Most of these solutions are not being developed by the common cast of characters in the HR space.  They have been developed by smaller shops with a focus on one of the stove pipes listed above.  Some are even outside of HR and exist within core functions of Project Management, Sales, Marketing, R&D, etc.  A few of these collaboration solutions have been acquired by Human Capital Market vendors, but most offerings targeting HR are just a marketing pitch by vendors on core functions in an existing app vs. something new, distinct, or exciting.

These solutions are a blend of internal social networking, internal sentiment monitoring, project management, productivity enhancement, and communication enablement.  These *may* be the first applications of social media/networking that have a truly measurable impact on an enterprise.

Why does the HR leader need to pay attention?

The HR organization that figures out how to harness Collaboration and Engagement across the enterprise – Well, that HR team becomes the first to play a truly strategic role in the business, vs. a strategic SUPPORT role.

Think of the possibilities…. If you are:

  1. Helping your enterprise work (and I mean do their jobs) more effectively
  2. Harnessing the data as a result of the work (performance, effectiveness, etc.)
  3. Integrating other related data and/or apps into that process (think about an engineering team’s work and performance being tied to internal ROI, cost effectiveness, or customer satisfaction)
  4. Feeding back to employees, or the entire enterprise, where and how people are being most effective – and rewarding and recognizing them for it (this one’s obvious, right?).

Well, then HR is not just the keeper of the Talent Record… they are the keeper of possibly the most critical data points after Balance Sheet Top and Bottom lines.
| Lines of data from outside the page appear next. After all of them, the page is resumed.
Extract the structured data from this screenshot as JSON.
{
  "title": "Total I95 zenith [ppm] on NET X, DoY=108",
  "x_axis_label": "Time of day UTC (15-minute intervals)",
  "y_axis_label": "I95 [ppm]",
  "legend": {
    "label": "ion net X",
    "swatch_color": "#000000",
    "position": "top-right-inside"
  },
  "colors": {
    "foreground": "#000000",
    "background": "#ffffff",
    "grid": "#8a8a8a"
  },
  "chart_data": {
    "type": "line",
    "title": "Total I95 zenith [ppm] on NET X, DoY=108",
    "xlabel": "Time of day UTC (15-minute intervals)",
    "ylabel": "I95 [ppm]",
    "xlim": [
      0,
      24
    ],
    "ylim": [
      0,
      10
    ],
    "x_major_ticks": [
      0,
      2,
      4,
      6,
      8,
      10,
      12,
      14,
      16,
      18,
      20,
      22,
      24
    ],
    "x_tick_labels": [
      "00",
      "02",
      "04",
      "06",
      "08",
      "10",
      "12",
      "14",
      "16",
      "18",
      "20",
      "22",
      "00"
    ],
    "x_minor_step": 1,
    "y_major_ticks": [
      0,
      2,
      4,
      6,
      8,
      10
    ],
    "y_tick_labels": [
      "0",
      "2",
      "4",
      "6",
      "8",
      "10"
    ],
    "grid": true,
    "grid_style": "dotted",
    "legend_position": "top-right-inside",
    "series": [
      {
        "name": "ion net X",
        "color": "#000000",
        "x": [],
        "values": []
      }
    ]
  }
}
But here’s the thing – It remains to be seen whether these initiatives and their supporting technology will be driven primarily by HR or some other function.  My opinion is that HR is lagging behind the other functions.  I can already see Engineering, Finance, Sales, or Marketing driving collaboration into the enterprise as it becomes a distinct offering, and IT taking control of the selection of the tools.

I can envision collaboration and engagement being driven by several different apps across an enterprise.  CRM, Marketing Automation, and SFA are already powerful tools for harnessing this data for the Revenue teams.  Project Management tools are already doing the same for everything from R&D, to Manufacturing, and Product Management.  ERP would argue that they have all of the most critical data for driving decisions or strategies.  All of these categories are making moves related to collaboration.

Why should HR care? 

If the collaboration and engagement processes are driven by disparate systems or in functional siloes, HR will be left implementing a layer of HR apps around them that ultimately will get used about as successfully as any other HR system that asks the employee and/or manager/executive to enter data about results that has already been entered somewhere else.  (Think of sales management entering all of the sales performance data into the performance review process that already exists in the CRM… or the Project Manager doing the same for the engineering team, when it’s already captured in the PM system)

The time is now for HR to step up and lead the process, not just the technology selection.  This is an emerging area that needs some leadership across the enterprise.  If you wait for the dust to settle and the processes and vendors to get more mature, you’ll be implementing something the CFO has handed to you.  How did that work out with your HRIS last time?